Here is the passage from which the novel takes its title. Port and Kit, two travelers loose on the face of the earth, have ridden bicycles out into the Sahara. Kit cheated on Port the night before, having made love to Tunner on a train. It clearly shows a traveler's fear of belonging, fear of dying, of living for the moment, of looking for companionship, knowing they'll never fit in. The Arab rooted to a rock in prayer is an especially nice touch.

She pinched his arm. "Look there!" she whispered. Only a few paces from them, atop a rock, sitting so still that they had not noticed him, was a venerable Arab, his legs tucked under him, his eyes shut. At first it seemed as though he might be asleep, in spite of his erect posture, since he made no sign of being conscious of their presence. But then they saw his lips moving ever so little, and they knew he was praying.

"Do you think we should watch like this?" she said, her voice hushed.

"It's all right. We'll just sit here quietly." He put his head in her lap and lay looking up at the clear sky. Over and over, very lightly, she stroked his hair. The wind from the regions below gathered force. Slowly the sky lost its intensity of light. She glanced up at the Arab; he had not moved. Suddenly she wanted to go back, but she sat perfectly still for a while looking tenderly down at the inert head beneath her hand.

"You know," said Port, and his voice sounded unreal, as voices are likely to do after a long pause in an utterly silent spot, "the sky here's very strange. I often have the sensation when I look at it that it's a solid thing up there, protecting us from what's behind."

Kit shuddered slightly as she said: "From what's behind?"

"Yes."

"But what is behind?" Her voice was very small.

"Nothing, I suppose. Just darkness. Absolute night."

"Please don't talk about it now." There was agony in her entreaty. "Everything you say frightens me, up here. It's getting dark, and the wind is blowing, and I can't stand it."

He sat up, put his arms about her neck, kissed her, drew back and looked at her, kissed her again, drew back again, and so on, several times. There were tears on her cheeks. She smiled forlornly as he rubbed them away with his forefingers.
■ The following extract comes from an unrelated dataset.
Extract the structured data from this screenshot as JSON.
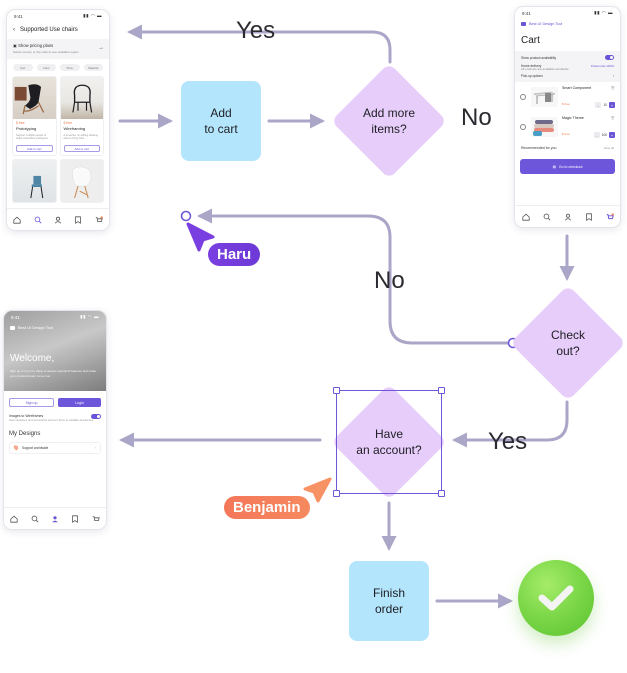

"You know what?" he said with great earnestness. "I think we're both afraid of the same thing. And for the same reason. We've never managed, either one of us, to get all the way into life. We're hanging on to the outside for all we're worth, convinced we're going to fall off at the next bump. Isn't that true?"
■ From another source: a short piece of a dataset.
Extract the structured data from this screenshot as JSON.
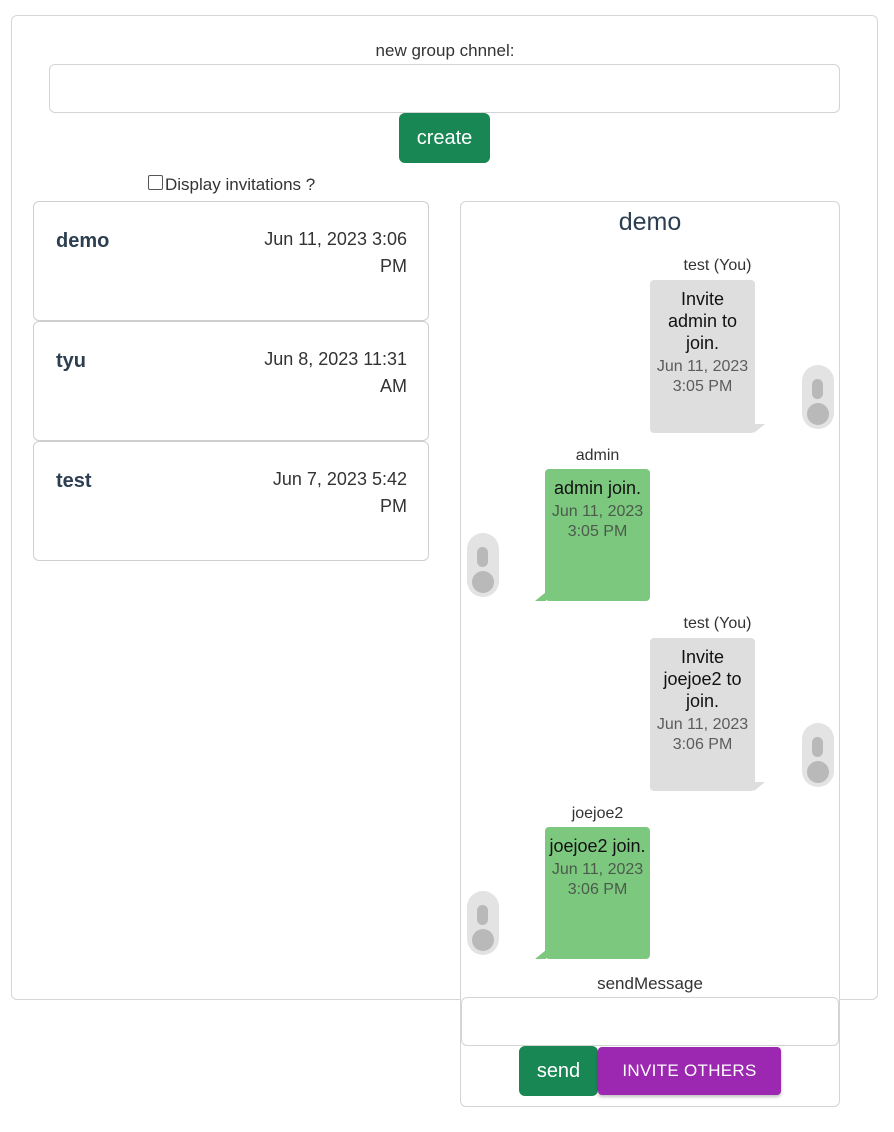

She shut her eyes for a moment. His lips on her cheek had awakened the sense of guilt, and it swept over her now in a great wave that made her dizzy and ill. She had spent her siesta trying to wipe her conscious clean of the things that had happened the night before, but now she was clearly aware that she had not been able to do it, and that she never would be able to do it. She put her hand to her forehead, holding it there. At length she said: "But if we're not in, then we are more likely to--fall off."